Espaço escolar dificulta prática de ensino não tradicional
Por Aline Moraes, da Agência USP
O espaço físico de escolas de ensino médio precisa ser revisto. De acordo com uma pesquisa realizada na Faculdade de Arquitetura e Urbanismo (FAU) da USP, ele restringe a implantação da Lei de Diretrizes e Bases da Educação (LDB). Criada em 1996, a legislação propõe um projeto pedagógico que vá além de lousa, giz e palestra do professor, a fim de preparar melhor o aluno para os desafios do mercado de trabalho.
"É possível implantar essas diretrizes no espaço atual, mas isso não é didático nem econômico quando se vai construir um novo edifício", explica Nancí Saraiva Moreira. A arquiteta desenvolveu um esquema de edifício escolar que pudesse, ao mesmo tempo, atender às mudanças propostas na LDB e ser economicamente viável de ser implantado, tanto para construir novos prédios quanto para adequar os já existentes.

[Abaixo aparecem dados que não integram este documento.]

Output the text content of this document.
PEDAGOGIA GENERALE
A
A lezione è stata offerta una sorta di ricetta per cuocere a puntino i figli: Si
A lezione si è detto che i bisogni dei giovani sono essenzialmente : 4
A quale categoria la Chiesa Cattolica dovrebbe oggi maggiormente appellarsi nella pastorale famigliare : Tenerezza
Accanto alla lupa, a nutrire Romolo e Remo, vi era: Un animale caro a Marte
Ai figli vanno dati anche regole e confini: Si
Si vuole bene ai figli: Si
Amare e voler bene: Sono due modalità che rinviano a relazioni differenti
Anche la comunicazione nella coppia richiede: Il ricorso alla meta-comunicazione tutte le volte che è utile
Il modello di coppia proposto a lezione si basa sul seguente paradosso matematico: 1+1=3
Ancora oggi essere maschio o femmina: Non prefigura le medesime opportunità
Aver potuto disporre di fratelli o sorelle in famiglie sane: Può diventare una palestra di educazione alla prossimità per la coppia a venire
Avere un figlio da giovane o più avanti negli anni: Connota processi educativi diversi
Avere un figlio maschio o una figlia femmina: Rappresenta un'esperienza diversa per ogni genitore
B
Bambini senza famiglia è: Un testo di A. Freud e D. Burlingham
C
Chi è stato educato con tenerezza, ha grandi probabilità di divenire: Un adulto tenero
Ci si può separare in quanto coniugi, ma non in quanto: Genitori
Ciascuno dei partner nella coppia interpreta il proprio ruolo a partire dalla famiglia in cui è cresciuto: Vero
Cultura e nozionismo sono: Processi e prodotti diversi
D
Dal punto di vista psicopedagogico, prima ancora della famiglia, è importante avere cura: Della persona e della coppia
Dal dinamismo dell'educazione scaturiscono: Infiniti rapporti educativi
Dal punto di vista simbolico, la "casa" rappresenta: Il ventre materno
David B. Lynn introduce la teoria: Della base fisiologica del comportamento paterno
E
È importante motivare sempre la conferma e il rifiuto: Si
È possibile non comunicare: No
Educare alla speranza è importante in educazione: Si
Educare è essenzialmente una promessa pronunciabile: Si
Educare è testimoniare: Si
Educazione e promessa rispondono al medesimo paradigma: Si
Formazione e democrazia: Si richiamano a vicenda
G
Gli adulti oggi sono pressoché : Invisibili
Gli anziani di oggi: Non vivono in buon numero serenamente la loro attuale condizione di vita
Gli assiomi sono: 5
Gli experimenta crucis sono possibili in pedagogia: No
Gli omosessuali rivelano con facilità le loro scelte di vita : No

Em seu mestrado e doutorado, ambos realizados na FAU, Nancí partiu de um ambiente setorizado baseado na sala de aula, "derivado de um modelo industrialista, muito antigo", para chegar num espaço mais integrado e melhor aproveitado, que dá condições para a realização de atividades diferenciadas. "As aulas ficam muito na teoria, fica monótono. O legal é ver o coelho saindo da cartola!", foi o que afirmou à pesquisadora um aluno de escola estadual.
Ao associar o que via nas escolas à teoria, Nancí percebeu que "o edifício que construíamos não estava de acordo com a LDB e dificultava a aplicação das propostas pedagógicas não vinculadas ao ensino tradicional". A arquiteta trabalha há 16 anos na Fundação para o Desenvolvimento da Educação (FDE), órgão executor das Políticas da Secretaria de Estado da Educação de São Paulo, e atua no setor de planejamento da rede física de escolas públicas. "Em muitas delas, o modelo pedagógico possui uma mentalidade menos tradicional, mas que ainda não está conectada ao espaço físico", aponta.
Quanto menos, melhor
A partir do esquema de edifício desenvolvido, que constitui um pré-programa de necessidades de edifícios escolares, Nancí colheu dados para sofisticá-lo, verificar sua viabilidade numa escola já existente e, assim, comprovar a necessidade de revisão do espaço. Foi aplicado um questionário - respondido por um total de 31 professores e 383 alunos - em duas escolas estaduais, localizadas em região de periferia, e duas particulares para se conhecer a sensação no espaço da escola, a maneira como ele é utilizado e o tempo de utilização. "A idéia era trabalhar com esses extremos para identificar a essência do que é preciso numa escola", explica a pesquisadora.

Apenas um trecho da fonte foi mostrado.